Anonymous wrote:Anonymous wrote:Op here - this isn’t the pain Olympics. I realize people have it way worse than we do. But fact is we live 200 miles away from fil and sil lives nearby. We are still coordinating, helping with what we can and emotionally invested in fil’s health and life.
I just didn’t realize we would be doing this at the age of 35. My mom is just starting to deal with this in her 60s.
Why didn’t you realize this? Did you think your FIL was going to be 105 years old before you had to start dealing with this? I’m confused.
Anonymous wrote:Anonymous wrote:There are some really mean-spirited people here. Maybe that's what it does to you to be spread too thin.
I understand you, OP. My mother didn't have to deal with any long-term care issues for my grandmother until I had already finished college, meaning my mom's "mothering" job was more or less done.
I have two special needs kids and started being the main person watching out for my father when I was about 40; DH's parents have been declining for the past two years.
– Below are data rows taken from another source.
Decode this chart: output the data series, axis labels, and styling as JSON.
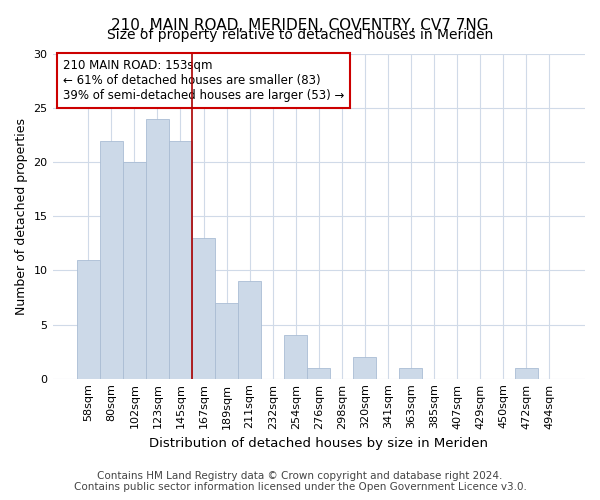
{
  "title": "210, MAIN ROAD, MERIDEN, COVENTRY, CV7 7NG",
  "subtitle": "Size of property relative to detached houses in Meriden",
  "xlabel": "Distribution of detached houses by size in Meriden",
  "ylabel": "Number of detached properties",
  "categories": [
    "58sqm",
    "80sqm",
    "102sqm",
    "123sqm",
    "145sqm",
    "167sqm",
    "189sqm",
    "211sqm",
    "232sqm",
    "254sqm",
    "276sqm",
    "298sqm",
    "320sqm",
    "341sqm",
    "363sqm",
    "385sqm",
    "407sqm",
    "429sqm",
    "450sqm",
    "472sqm",
    "494sqm"
  ],
  "values": [
    11,
    22,
    20,
    24,
    22,
    13,
    7,
    9,
    0,
    4,
    1,
    0,
    2,
    0,
    1,
    0,
    0,
    0,
    0,
    1,
    0
  ],
  "bar_color": "#ccd9e8",
  "bar_edgecolor": "#aabdd4",
  "vline_x": 4.5,
  "vline_color": "#aa0000",
  "annotation_text": "210 MAIN ROAD: 153sqm\n← 61% of detached houses are smaller (83)\n39% of semi-detached houses are larger (53) →",
  "annotation_box_facecolor": "#ffffff",
  "annotation_box_edgecolor": "#cc0000",
  "ylim": [
    0,
    30
  ],
  "yticks": [
    0,
    5,
    10,
    15,
    20,
    25,
    30
  ],
  "footer": "Contains HM Land Registry data © Crown copyright and database right 2024.\nContains public sector information licensed under the Open Government Licence v3.0.",
  "bg_color": "#ffffff",
  "plot_bg_color": "#ffffff",
  "grid_color": "#d0dae8",
  "title_fontsize": 11,
  "subtitle_fontsize": 10,
  "xlabel_fontsize": 9.5,
  "ylabel_fontsize": 9,
  "tick_fontsize": 8,
  "annot_fontsize": 8.5,
  "footer_fontsize": 7.5
}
You can't underestimate the emotional drain, toll, and siphon that elder care can be - it takes time and energy that you expected to use to focus on your children. In our case, my DH misses critical appointments with therapists treating our DC who has been diagnosed with anxiety and depression. His mind is also preoccupied with his parents when he should be focused on the kids.
I understand how easy it is to become preoccupied with elder care. I have an elderly father who needs a lot of my time and attention, and a teenager with autism. It’s so hard to weigh and juggle whose needs are most important in a given moment. My own needs end up way down the list.
Anonymous wrote:There are some really mean-spirited people here. Maybe that's what it does to you to be spread too thin.
I understand you, OP. My mother didn't have to deal with any long-term care issues for my grandmother until I had already finished college, meaning my mom's "mothering" job was more or less done.
I have two special needs kids and started being the main person watching out for my father when I was about 40; DH's parents have been declining for the past two years.
You can't underestimate the emotional drain, toll, and siphon that elder care can be - it takes time and energy that you expected to use to focus on your children. In our case, my DH misses critical appointments with therapists treating our DC who has been diagnosed with anxiety and depression. His mind is also preoccupied with his parents when he should be focused on the kids.
Anonymous wrote:Anonymous wrote:Op here - this isn’t the pain Olympics. I realize people have it way worse than we do. But fact is we live 200 miles away from fil and sil lives nearby. We are still coordinating, helping with what we can and emotionally invested in fil’s health and life.
I just didn’t realize we would be doing this at the age of 35. My mom is just starting to deal with this in her 60s.
I hope your DH and you are showing and telling your appreciation to his sister.